Lobster Thermidor consists of lobster meat, tossed with thigh-busting bechamel sauce, returned to the shell, topped with Parmesan cheese, and browned under a broiler. It was dad’s specialty but the entire family joined in the preparation. Dad was from New England, so while the water boiled and cheese was grated there were stories of prodigious lobster feasts “in the old days” involving relatives we knew only from photo albums.

The wine glasses were dusted, mom unfolded her best table cloth onto the chrome-legged kitchen table, and with the “pop” of the champagne cork, dinner was served. The sweet taste of the lobster meat and creamy sauce were perfection with the dry crispness of the wine. My father seemed to appreciate the meal the most. Unfailingly, every year he would remark, “Hmm. Hmm. I’ve outdone myself this time.”

New Years Eve 2005 found us forlornly standing on a parched, pebble-strewn airstrip in Mexico’s Sonoran Desert. In retrospect, it shouldn’t have come as a surprise that the engine on the Eisenhower-era aircraft refused to cough to life, stranding 36 passengers. It was the last flight of the afternoon, and the next distressing news came when an airline employee informed us that because of the holiday weekend there would be no mechanic for three days.

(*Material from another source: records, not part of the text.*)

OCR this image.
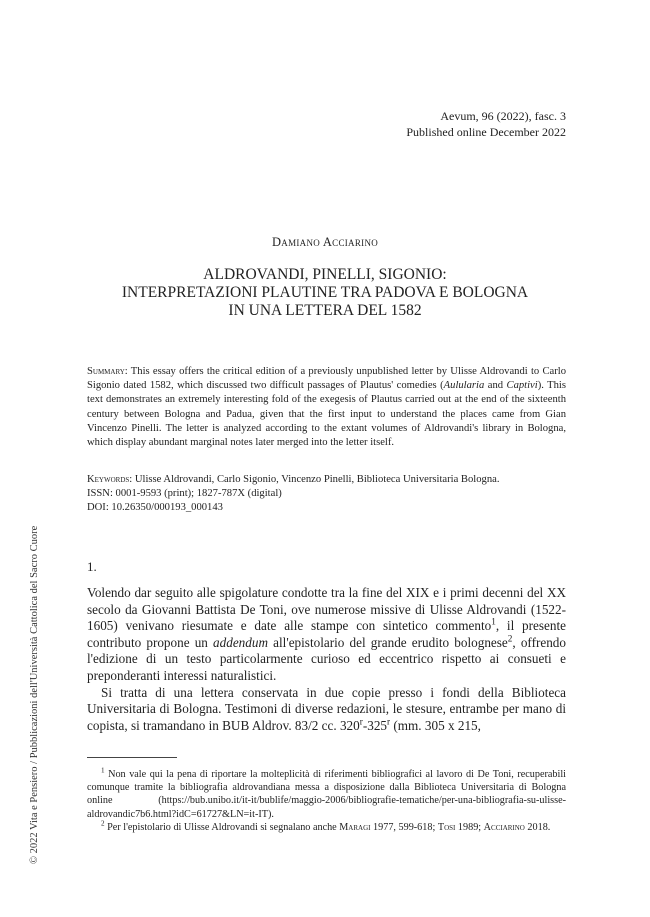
Aevum, 96 (2022), fasc. 3
Published online December 2022
Damiano Acciarino
ALDROVANDI, PINELLI, SIGONIO:
INTERPRETAZIONI PLAUTINE TRA PADOVA E BOLOGNA
IN UNA LETTERA DEL 1582
Summary: This essay offers the critical edition of a previously unpublished letter by Ulisse Aldrovandi to Carlo Sigonio dated 1582, which discussed two difficult passages of Plautus' comedies (Aulularia and Captivi). This text demonstrates an extremely interesting fold of the exegesis of Plautus carried out at the end of the sixteenth century between Bologna and Padua, given that the first input to understand the places came from Gian Vincenzo Pinelli. The letter is analyzed according to the extant volumes of Aldrovandi's library in Bologna, which display abundant marginal notes later merged into the letter itself.
Keywords: Ulisse Aldrovandi, Carlo Sigonio, Vincenzo Pinelli, Biblioteca Universitaria Bologna.
ISSN: 0001-9593 (print); 1827-787X (digital)
DOI: 10.26350/000193_000143
1.

Volendo dar seguito alle spigolature condotte tra la fine del XIX e i primi decenni del XX secolo da Giovanni Battista De Toni, ove numerose missive di Ulisse Aldrovandi (1522-1605) venivano riesumate e date alle stampe con sintetico commento$^1$, il presente contributo propone un addendum all'epistolario del grande erudito bolognese$^2$, offrendo l'edizione di un testo particolarmente curioso ed eccentrico rispetto ai consueti e preponderanti interessi naturalistici.

Si tratta di una lettera conservata in due copie presso i fondi della Biblioteca Universitaria di Bologna. Testimoni di diverse redazioni, le stesure, entrambe per mano di copista, si tramandano in BUB Aldrov. 83/2 cc. 320$^r$-325$^r$ (mm. 305 x 215,

$^1$ Non vale qui la pena di riportare la molteplicità di riferimenti bibliografici al lavoro di De Toni, recuperabili comunque tramite la bibliografia aldrovandiana messa a disposizione dalla Biblioteca Universitaria di Bologna online (https://bub.unibo.it/it-it/bublife/maggio-2006/bibliografie-tematiche/per-una-bibliografia-su-ulisse-aldrovandic7b6.html?idC=61727&LN=it-IT).

$^2$ Per l'epistolario di Ulisse Aldrovandi si segnalano anche Maragi 1977, 599-618; Tosi 1989; Acciarino 2018.

© 2022 Vita e Pensiero / Pubblicazioni dell'Università Cattolica del Sacro Cuore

My husband and I retrieved our bags and piled into a taxi for the unexpected return trip to the marina village San Carlos Bay, on the Sea of Cortez. After checking into accommodations arranged by the airline we decided to make the best of it by heading to the marina for dinner.

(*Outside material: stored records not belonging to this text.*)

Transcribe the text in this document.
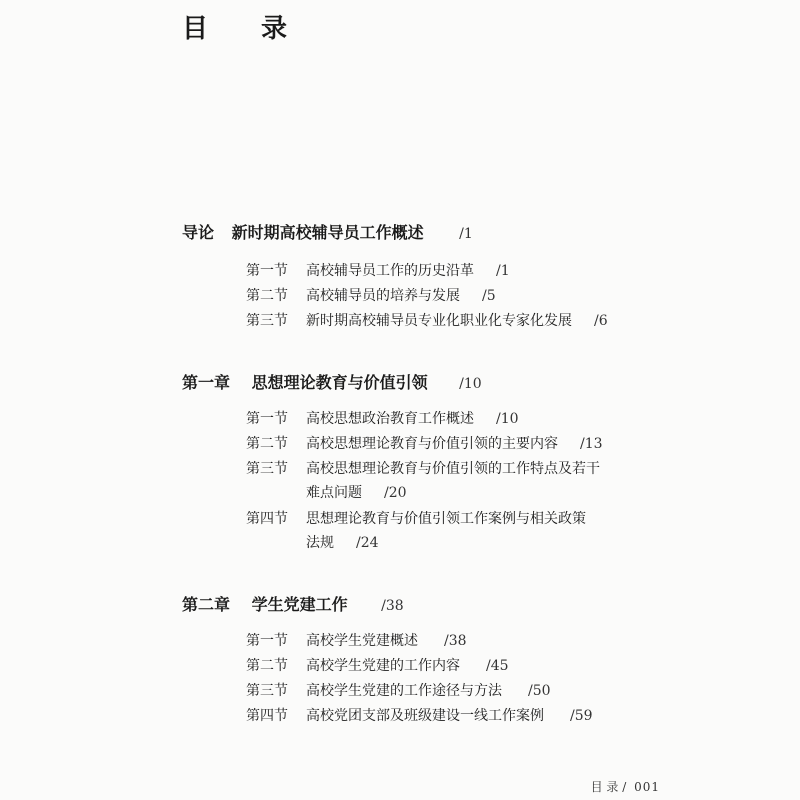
目 录
导论 新时期高校辅导员工作概述	/1
第一节 高校辅导员工作的历史沿革 /1
第二节 高校辅导员的培养与发展 /5
第三节 新时期高校辅导员专业化职业化专家化发展 /6
第一章 思想理论教育与价值引领 /10
第一节 高校思想政治教育工作概述 /10
第二节 高校思想理论教育与价值引领的主要内容 /13
第三节 高校思想理论教育与价值引领的工作特点及若干
难点问题 /20
第四节 思想理论教育与价值引领工作案例与相关政策
法规 /24
第二章 学生党建工作 /38
第一节 高校学生党建概述 /38
第二节 高校学生党建的工作内容 /45
第三节 高校学生党建的工作途径与方法 /50
第四节 高校党团支部及班级建设一线工作案例 /59
目 录 / 001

What previously had been a sleepy Mexican coastal village of 6,000 people was suddenly full of life and full volume. This was not what we had in mind for New Year’s Eve. In fact we had no plans that evening aside from returning to our southern California home, unpacking, reading the vacation accumulation of mail, and turning the lights out well before midnight.

Our dockside table-for-two overlooked rows of idle boats whose gently tilting masts swayed like lethargic metronomes. The tuxedo-clad waiter looked dashing. We, on the other hand, were shabby in wrinkled and less-than-fresh apparel hastily hauled out of the bottom of a suitcase.

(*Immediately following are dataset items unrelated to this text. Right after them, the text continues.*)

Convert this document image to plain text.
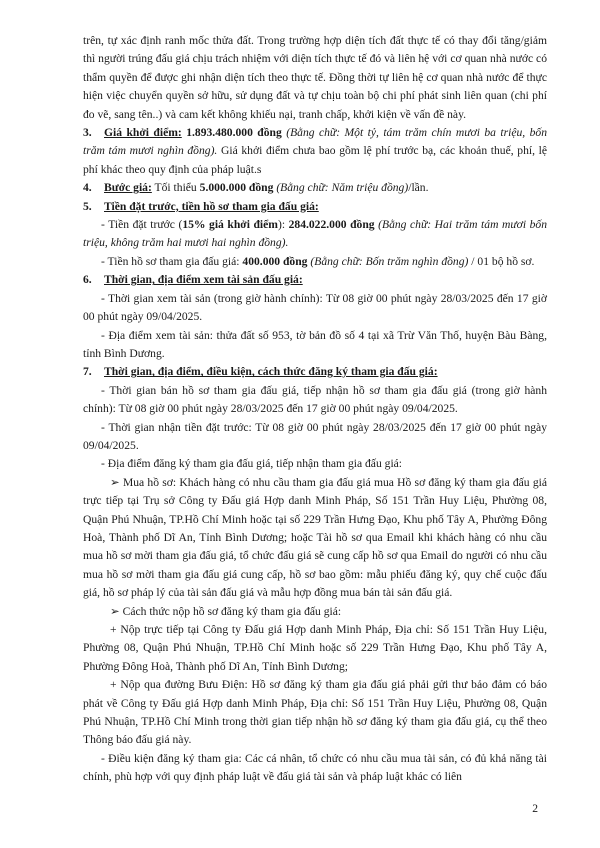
trên, tự xác định ranh mốc thửa đất. Trong trường hợp diện tích đất thực tế có thay đổi tăng/giảm thì người trúng đấu giá chịu trách nhiệm với diện tích thực tế đó và liên hệ với cơ quan nhà nước có thẩm quyền để được ghi nhận diện tích theo thực tế. Đồng thời tự liên hệ cơ quan nhà nước để thực hiện việc chuyển quyền sở hữu, sử dụng đất và tự chịu toàn bộ chi phí phát sinh liên quan (chi phí đo vẽ, sang tên..) và cam kết không khiếu nại, tranh chấp, khởi kiện về vấn đề này.

3. Giá khởi điểm: 1.893.480.000 đồng (Bằng chữ: Một tỷ, tám trăm chín mươi ba triệu, bốn trăm tám mươi nghìn đồng). Giá khởi điểm chưa bao gồm lệ phí trước bạ, các khoản thuế, phí, lệ phí khác theo quy định của pháp luật.s

4. Bước giá: Tối thiểu 5.000.000 đồng (Bằng chữ: Năm triệu đồng)/lần.

5. Tiền đặt trước, tiền hồ sơ tham gia đấu giá:

- Tiền đặt trước (15% giá khởi điểm): 284.022.000 đồng (Bằng chữ: Hai trăm tám mươi bốn triệu, không trăm hai mươi hai nghìn đồng).

- Tiền hồ sơ tham gia đấu giá: 400.000 đồng (Bằng chữ: Bốn trăm nghìn đồng) / 01 bộ hồ sơ.

6. Thời gian, địa điểm xem tài sản đấu giá:

- Thời gian xem tài sản (trong giờ hành chính): Từ 08 giờ 00 phút ngày 28/03/2025 đến 17 giờ 00 phút ngày 09/04/2025.

- Địa điểm xem tài sản: thửa đất số 953, tờ bản đồ số 4 tại xã Trừ Văn Thố, huyện Bàu Bàng, tỉnh Bình Dương.

7. Thời gian, địa điểm, điều kiện, cách thức đăng ký tham gia đấu giá:

- Thời gian bán hồ sơ tham gia đấu giá, tiếp nhận hồ sơ tham gia đấu giá (trong giờ hành chính): Từ 08 giờ 00 phút ngày 28/03/2025 đến 17 giờ 00 phút ngày 09/04/2025.

- Thời gian nhận tiền đặt trước: Từ 08 giờ 00 phút ngày 28/03/2025 đến 17 giờ 00 phút ngày 09/04/2025.

- Địa điểm đăng ký tham gia đấu giá, tiếp nhận tham gia đấu giá:

➢ Mua hồ sơ: Khách hàng có nhu cầu tham gia đấu giá mua Hồ sơ đăng ký tham gia đấu giá trực tiếp tại Trụ sở Công ty Đấu giá Hợp danh Minh Pháp, Số 151 Trần Huy Liệu, Phường 08, Quận Phú Nhuận, TP.Hồ Chí Minh hoặc tại số 229 Trần Hưng Đạo, Khu phố Tây A, Phường Đông Hoà, Thành phố Dĩ An, Tỉnh Bình Dương; hoặc Tài hồ sơ qua Email khi khách hàng có nhu cầu mua hồ sơ mời tham gia đấu giá, tổ chức đấu giá sẽ cung cấp hồ sơ qua Email do người có nhu cầu mua hồ sơ mời tham gia đấu giá cung cấp, hồ sơ bao gồm: mẫu phiếu đăng ký, quy chế cuộc đấu giá, hồ sơ pháp lý của tài sản đấu giá và mẫu hợp đồng mua bán tài sản đấu giá.

➢ Cách thức nộp hồ sơ đăng ký tham gia đấu giá:

+ Nộp trực tiếp tại Công ty Đấu giá Hợp danh Minh Pháp, Địa chỉ: Số 151 Trần Huy Liệu, Phường 08, Quận Phú Nhuận, TP.Hồ Chí Minh hoặc số 229 Trần Hưng Đạo, Khu phố Tây A, Phường Đông Hoà, Thành phố Dĩ An, Tỉnh Bình Dương;

+ Nộp qua đường Bưu Điện: Hồ sơ đăng ký tham gia đấu giá phải gửi thư bảo đảm có báo phát về Công ty Đấu giá Hợp danh Minh Pháp, Địa chỉ: Số 151 Trần Huy Liệu, Phường 08, Quận Phú Nhuận, TP.Hồ Chí Minh trong thời gian tiếp nhận hồ sơ đăng ký tham gia đấu giá, cụ thể theo Thông báo đấu giá này.

- Điều kiện đăng ký tham gia: Các cá nhân, tổ chức có nhu cầu mua tài sản, có đủ khả năng tài chính, phù hợp với quy định pháp luật về đấu giá tài sản và pháp luật khác có liên

2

Breathless when we arrived at the restaurant, I was momentarily distracted by a cracked wine glass on the table and thoughts of when we’d eventually see home again. The damaged glass removed and replaced, we turned our attention to the waiter who ran down the pre-fixe offerings of the evening. One of the selections was Lobster Thermidor and champagne.

I was speechless. My husband, well acquainted with the family lore, couldn’t believe it either. We looked at one another a long moment. It was the obvious choice and we placed our order.

“Dad’s here,” I said softly once the waiter left.

“Yes, he is,” my husband replied and reached for my hand across the table.

We look forward to many more years of planning adventure travel and to the unplanned surprises they are certain to bring.

Lynne Friedmann is a freelance writer who lives in Solana Beach, California.